DÜNYANIN SIĞABİLDİĞİ YER: KOBANÊ
Hakkında yazılan roman, anı, öykü, şiir, senaryolarla, bestelenen ezgilerle, çekilen film ve belgesellerle eşsiz bir kaynak olan Kobanê’yi işleyen yeni bir öykü kitabı çıktı. Kobanê siperlerindeki direniş hikayelerini konu alan “Bulut Yağmuru” kitabı, Deniz Bilgin imzasıyla Aram Yayınevi’den çıktı. 340 sayfalık kitap, iki bölümden oluşuyor. Birinci bölümde direnişe giden yolun hikayeleri yer alıyor. İkinci bölümde ise Kobanê şehir merkezinde yaşanan 134 günlük direnişin her gününe bir hikaye ile yer veriliyor. Öykülerin tamamı gerçek olaylara dayanıyor. Yazar Kobanê için, “Bu küçük şehir, direnişi ile dünyanın sığabildiği bir yer haline geldi. Ortadoğu halklarının başına bela edilen DAİŞ’in vahşetinden insan kadar topraklar, ağaçlar, sular; bilcümle börtü böcek zarar gördü. Bu vahşete karşı da Kürdistan insanı ve doğası bir olarak direndi. Onlarla birlikte dünyanın dört bir yanından iyi insanlar direndi. Kobanê bize dünyanın iyi insanları birleşirse kötülüğün yenilebileceğini gösterdi. Kobanê için mücadele eden herkese minnettarız” diyor ve bu kitabı da onlar için yazdığını vurguluyor.

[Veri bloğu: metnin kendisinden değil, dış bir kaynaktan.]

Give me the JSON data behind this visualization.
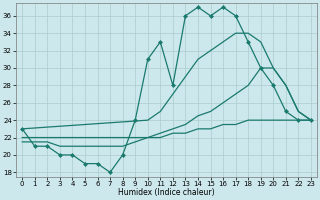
{
  "series": [
    {
      "x": [
        0,
        1,
        2,
        3,
        4,
        5,
        6,
        7,
        8,
        9,
        10,
        11,
        12,
        13,
        14,
        15,
        16,
        17,
        18,
        19,
        20,
        21,
        22,
        23
      ],
      "y": [
        23,
        21,
        21,
        20,
        20,
        19,
        19,
        18,
        20,
        24,
        31,
        33,
        28,
        36,
        37,
        36,
        37,
        36,
        33,
        30,
        28,
        25,
        24,
        24
      ],
      "color": "#1a7a6e",
      "lw": 0.9,
      "marker": "D",
      "ms": 2.0
    },
    {
      "x": [
        0,
        10,
        11,
        12,
        13,
        14,
        15,
        16,
        17,
        18,
        19,
        20,
        21,
        22,
        23
      ],
      "y": [
        23,
        24,
        25,
        27,
        29,
        31,
        32,
        33,
        34,
        34,
        33,
        30,
        28,
        25,
        24
      ],
      "color": "#1a7a6e",
      "lw": 0.9,
      "marker": null,
      "ms": 0
    },
    {
      "x": [
        0,
        10,
        11,
        12,
        13,
        14,
        15,
        16,
        17,
        18,
        19,
        20,
        21,
        22,
        23
      ],
      "y": [
        22,
        22,
        22.5,
        23,
        23.5,
        24.5,
        25,
        26,
        27,
        28,
        30,
        30,
        28,
        25,
        24
      ],
      "color": "#1a7a6e",
      "lw": 0.9,
      "marker": null,
      "ms": 0
    },
    {
      "x": [
        0,
        1,
        2,
        3,
        4,
        5,
        6,
        7,
        8,
        9,
        10,
        11,
        12,
        13,
        14,
        15,
        16,
        17,
        18,
        19,
        20,
        21,
        22,
        23
      ],
      "y": [
        21.5,
        21.5,
        21.5,
        21,
        21,
        21,
        21,
        21,
        21,
        21.5,
        22,
        22,
        22.5,
        22.5,
        23,
        23,
        23.5,
        23.5,
        24,
        24,
        24,
        24,
        24,
        24
      ],
      "color": "#1a7a6e",
      "lw": 0.9,
      "marker": null,
      "ms": 0
    }
  ],
  "xlabel": "Humidex (Indice chaleur)",
  "xlim": [
    -0.5,
    23.5
  ],
  "ylim": [
    17.5,
    37.5
  ],
  "yticks": [
    18,
    20,
    22,
    24,
    26,
    28,
    30,
    32,
    34,
    36
  ],
  "xticks": [
    0,
    1,
    2,
    3,
    4,
    5,
    6,
    7,
    8,
    9,
    10,
    11,
    12,
    13,
    14,
    15,
    16,
    17,
    18,
    19,
    20,
    21,
    22,
    23
  ],
  "bg_color": "#cde8ec",
  "grid_color": "#aacccc",
  "line_color": "#1a7a6e"
}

KOBANÊ SİPERLERİNDE DİRENİŞ HİKAYELERİ
Rüyanın kapısı, Serzori okulu, Hemed, Rêvana’nın fotoğrafı, Aylan’ın bitmeyen göçü, Zozan ile Êrîş, ihtiyarların savaşı, Emin’in sırrı, Arîn Mîrkan, Paramaz’ın büyülü ülkesi, Delila’nın çizdiği son resim, Yuhannus, Sîrwan’ın yüzyılı, Miştenur bebek, Apê Nemir, babalar ve kızları, yaralı güvercin, savaşın cansız tanıkları, ışığın savaşçıları, Sibel’in ütopyası; kitaptaki 134 öyküden sadece birkaçı. “Bulut Yağmuru”nda sadece insanlar değil, direniş alanındaki her canlı ve obje birer anlatıcıya dönüşüyor. Kitabın arka kapağındaki tanıtım yazısında şöyle deniliyor: “Bulut Yağmuru yalnızca bir şehrin değil, tüm dünyaya yayılan bir umudun öyküsüdür. Kobanê’nin harap sokaklarında dile gelen taşlar, barut kokan gökyüzü ve direnişin kalbindeki insanlar, Homeros’un zamansız kahramanları gibi sesleniyor. Bilgin’in kaleminde, Çehov’un kırılgan gerçekliği, Poe’nin ürpertici karanlığı, Borges’in metafizik derinliği, Cibran’ın ruhani bilgeliği ve Homeros’un destansı dili bir araya geliyor… Kötülüğün karanlığında parlayan umudu, savaşın gölgesindeki insan sıcaklığını ve zamana meydan okuyan karakterleriyle Bilgin, Kobanê’nin sokaklarında yalnızca direnişin değil, hayata tutunmanın, anlam arayışının, duyguların sonsuzluğunun peşine düşüyor.”
Bulut Yağmuru, “O şehre yolunuz düşerse eğer, gönül gözünüzle bakın, size hiç bilmediğiniz, duymadığınız hikayeleri anlatacak toprağın her zerresi” cümlesiyle bitiyor. Siz bu hikayeleri okuduktan sonra Kobanê’nin sizin de hikayeniz olduğunu düşünmeye başlayacaksınız. Hiç olmazsa o günlerde neler yaptığınızı düşünmekten kendinizi alıkoyamayacaksınız.